Castro Cecilia, Harshfield Eric L, Butterworth Adam S, Wood Angela M, Koulman Albert, Griffin Julian L
Rowett Institute, University of Aberdeen, Foresterhill, Aberdeen, AB25 2ZD, UK.
Department of Clinical Neurosciences, University of Cambridge, Addenbrooke's Hospital, Cambridge, CB2 0QQ, UK.
Data Brief. 2024 Sep 12;57:110925. doi: 10.1016/j.dib.2024.110925. eCollection 2024 Dec.

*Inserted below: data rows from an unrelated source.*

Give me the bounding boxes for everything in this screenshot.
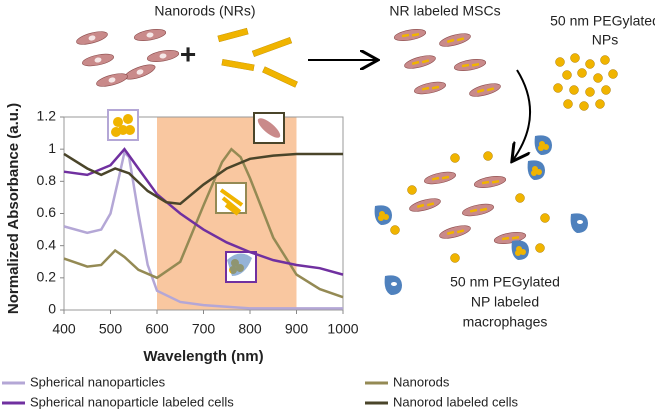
x-tick-label: 400 (52, 321, 76, 337)
label: 50 nm PEGylated (450, 274, 560, 290)
icon-np (125, 125, 135, 135)
diagram: Nanorods (NRs) + NR labeled MSCs 50 nm P… (74, 3, 655, 330)
label: 50 nm PEGylated (550, 13, 655, 29)
x-axis-title: Wavelength (nm) (143, 348, 263, 365)
y-tick-label: 0.2 (37, 269, 57, 285)
series-line (63, 152, 343, 206)
label: NPs (592, 32, 618, 48)
y-tick-label: 1 (48, 140, 56, 156)
icon-np (113, 117, 123, 127)
x-tick-label: 1000 (327, 321, 358, 337)
y-axis-title: Normalized Absorbance (a.u.) (5, 103, 22, 314)
label: macrophages (463, 314, 548, 330)
series-line (63, 149, 343, 310)
chart: 0 0.2 0.4 0.6 0.8 1 1.2 400 500 600 700 800 900 1000 W… (2, 103, 519, 409)
x-tick-label: 900 (285, 321, 309, 337)
legend-label: Nanorods (393, 374, 450, 389)
icon-np (123, 114, 133, 124)
x-tick-label: 700 (192, 321, 216, 337)
y-tick-label: 1.2 (37, 108, 57, 124)
icon-box (253, 112, 285, 144)
series-line (63, 147, 344, 299)
plus: + (180, 38, 196, 69)
legend-label: Spherical nanoparticle labeled cells (30, 394, 234, 409)
y-tick-label: 0.4 (37, 236, 57, 252)
icon-cell (227, 253, 252, 276)
legend-label: Nanorod labeled cells (393, 394, 519, 409)
series-line (63, 147, 344, 276)
icon-rods (219, 188, 244, 216)
y-tick-label: 0.8 (37, 172, 57, 188)
legend-label: Spherical nanoparticles (30, 374, 166, 389)
x-tick-label: 600 (145, 321, 169, 337)
label: Nanorods (NRs) (154, 3, 255, 19)
icon-cell (257, 118, 281, 138)
y-tick-label: 0 (48, 301, 56, 317)
label: NR labeled MSCs (389, 3, 500, 19)
x-tick-label: 500 (99, 321, 123, 337)
label: NP labeled (471, 294, 539, 310)
y-tick-label: 0.6 (37, 204, 57, 220)
x-tick-label: 800 (238, 321, 262, 337)
icon-np (111, 127, 121, 137)
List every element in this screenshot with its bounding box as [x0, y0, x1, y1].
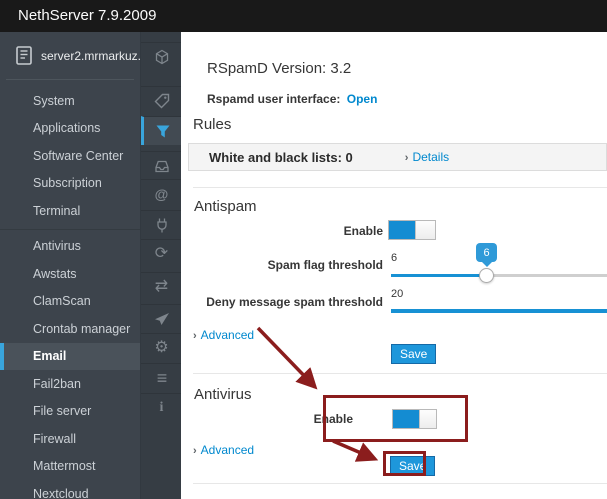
rspamd-ui-line: Rspamd user interface: Open: [207, 92, 377, 106]
spam-flag-threshold-value: 6: [391, 252, 398, 264]
inbox-icon[interactable]: [141, 151, 182, 180]
sidebar-item-crontab-manager[interactable]: Crontab manager: [33, 321, 131, 336]
deny-threshold-label: Deny message spam threshold: [206, 295, 383, 309]
rules-heading: Rules: [193, 116, 232, 133]
slider-tooltip: 6: [476, 243, 497, 267]
filter-icon[interactable]: [141, 116, 182, 145]
annotation-arrow-to-save: [332, 439, 379, 462]
sidebar-item-file-server[interactable]: File server: [33, 404, 92, 419]
list-icon[interactable]: ≡: [141, 363, 182, 392]
antispam-save-button[interactable]: Save: [391, 344, 437, 364]
app-title: NethServer 7.9.2009: [18, 7, 157, 24]
antivirus-save-button[interactable]: Save: [390, 456, 436, 476]
sidebar-nav: System Applications Software Center Subs…: [0, 87, 140, 499]
sidebar-item-system[interactable]: System: [33, 93, 75, 108]
sidebar-item-firewall[interactable]: Firewall: [33, 431, 77, 446]
antivirus-advanced-link[interactable]: › Advanced: [193, 443, 255, 457]
rule-name: White and black lists: 0: [209, 149, 353, 165]
rspamd-ui-open-link[interactable]: Open: [346, 92, 378, 106]
sidebar-item-fail2ban[interactable]: Fail2ban: [33, 376, 81, 391]
antivirus-enable-label: Enable: [313, 412, 353, 426]
spam-flag-threshold-slider[interactable]: [391, 274, 607, 277]
server-icon: [16, 46, 32, 65]
section-divider: [193, 187, 607, 188]
rspamd-version-heading: RSpamD Version: 3.2: [207, 60, 352, 77]
antispam-heading: Antispam: [194, 198, 257, 215]
sidebar-item-email[interactable]: Email: [0, 342, 140, 370]
info-icon[interactable]: i: [141, 393, 182, 422]
rspamd-settings-page: RSpamD Version: 3.2 Rspamd user interfac…: [181, 32, 607, 499]
antispam-enable-label: Enable: [343, 224, 383, 238]
refresh-icon[interactable]: ⟳: [141, 239, 182, 268]
section-divider: [193, 483, 607, 484]
sidebar-item-nextcloud[interactable]: Nextcloud: [33, 486, 89, 499]
chevron-right-icon: ›: [193, 330, 197, 342]
sidebar-item-clamscan[interactable]: ClamScan: [33, 294, 91, 309]
antispam-enable-toggle[interactable]: [388, 220, 436, 240]
server-name: server2.mrmarkuz....: [41, 48, 140, 63]
antispam-advanced-link[interactable]: › Advanced: [193, 328, 255, 342]
email-section-iconbar: @ ⟳ ⇄ ⚙ ≡ i: [140, 32, 182, 499]
sidebar: server2.mrmarkuz.... System Applications…: [0, 32, 140, 499]
deny-threshold-value: 20: [391, 288, 404, 300]
chevron-right-icon: ›: [404, 152, 409, 164]
sidebar-item-software-center[interactable]: Software Center: [33, 148, 124, 163]
section-divider: [193, 373, 607, 374]
antivirus-heading: Antivirus: [194, 386, 252, 403]
sidebar-section-divider: [0, 228, 140, 230]
server-selector[interactable]: server2.mrmarkuz....: [0, 32, 140, 79]
deny-threshold-slider[interactable]: [391, 309, 607, 313]
antivirus-enable-toggle[interactable]: [392, 409, 437, 429]
tag-icon[interactable]: [141, 86, 182, 115]
sidebar-item-subscription[interactable]: Subscription: [33, 176, 102, 191]
sidebar-item-applications[interactable]: Applications: [33, 121, 101, 136]
spam-flag-threshold-label: Spam flag threshold: [267, 258, 383, 272]
sidebar-item-mattermost[interactable]: Mattermost: [33, 459, 96, 474]
send-icon[interactable]: [141, 304, 182, 333]
sidebar-item-antivirus[interactable]: Antivirus: [33, 239, 81, 254]
spam-flag-slider-handle[interactable]: [479, 268, 494, 283]
rules-white-black-lists-row: White and black lists: 0 › Details: [188, 143, 607, 171]
sidebar-item-terminal[interactable]: Terminal: [33, 203, 81, 218]
gear-icon[interactable]: ⚙: [141, 333, 182, 362]
sidebar-divider: [6, 79, 134, 80]
at-icon[interactable]: @: [141, 179, 182, 208]
rule-details-link[interactable]: › Details: [404, 150, 450, 164]
chevron-right-icon: ›: [193, 445, 197, 457]
annotation-arrow-to-enable: [256, 326, 318, 390]
exchange-icon[interactable]: ⇄: [141, 272, 182, 301]
rspamd-ui-label: Rspamd user interface:: [207, 92, 341, 106]
plug-icon[interactable]: [141, 210, 182, 239]
top-bar: NethServer 7.9.2009: [0, 0, 607, 32]
sidebar-item-awstats[interactable]: Awstats: [33, 266, 77, 281]
package-icon[interactable]: [141, 42, 182, 71]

Understanding the cause of coronary heart diseases relies on the analysis of data from a range of techniques on an epidemiological scale. Lipidomics, the identification and quantification of lipid species in a system, is an omic approach increasingly used in epidemiology. The altered concentration of lipids in plasma is one of the recognised risk factors for these diseases. An important first step in the analysis is to profile lipids in healthy volunteers at an epidemiological level to understand how the geneome influences risk factors; for this reason we made use of the control samples within a bigger case-control sample collection in Pakistan from patients with first acute myocardial infarctions. After extraction, the samples were infused into a Thermo Exactive Orbitrap, without any up-front chromatographic separation. The use of direct infusion allowed fast experiment, facilitating the analysis of large sets of samples. The raw data were processed and analysed using scripts within R, to extract all the meaningful information. The data set originated from this study is a valuable resource to both increase our knowledge in lipid metabolism associated with myocardial infarction, and test new methods and strategy in analysing big lipidomic data sets.
了解冠心病的病因依赖于对一系列流行病学规模技术的数据进行分析。脂质组学,即对系统中脂质种类进行鉴定和定量,是一种在流行病学中越来越常用的组学方法。血浆中脂质浓度的改变是这些疾病公认的危险因素之一。分析的重要第一步是在流行病学层面描绘健康志愿者的脂质特征,以了解基因组如何影响危险因素;出于这个原因,我们利用了巴基斯坦一个更大的病例对照样本收集项目中的对照样本,这些样本来自首次急性心肌梗死患者。提取后,样本直接注入赛默飞世尔Exactive Orbitrap质谱仪,无需任何前期色谱分离。直接进样的方式使实验快速进行,便于对大量样本进行分析。使用R语言中的脚本对原始数据进行处理和分析,以提取所有有意义的信息。本研究产生的数据集是一个宝贵的资源,既能增加我们对与心肌梗死相关的脂质代谢的认识,又能测试分析大型脂质组学数据集的新方法和策略。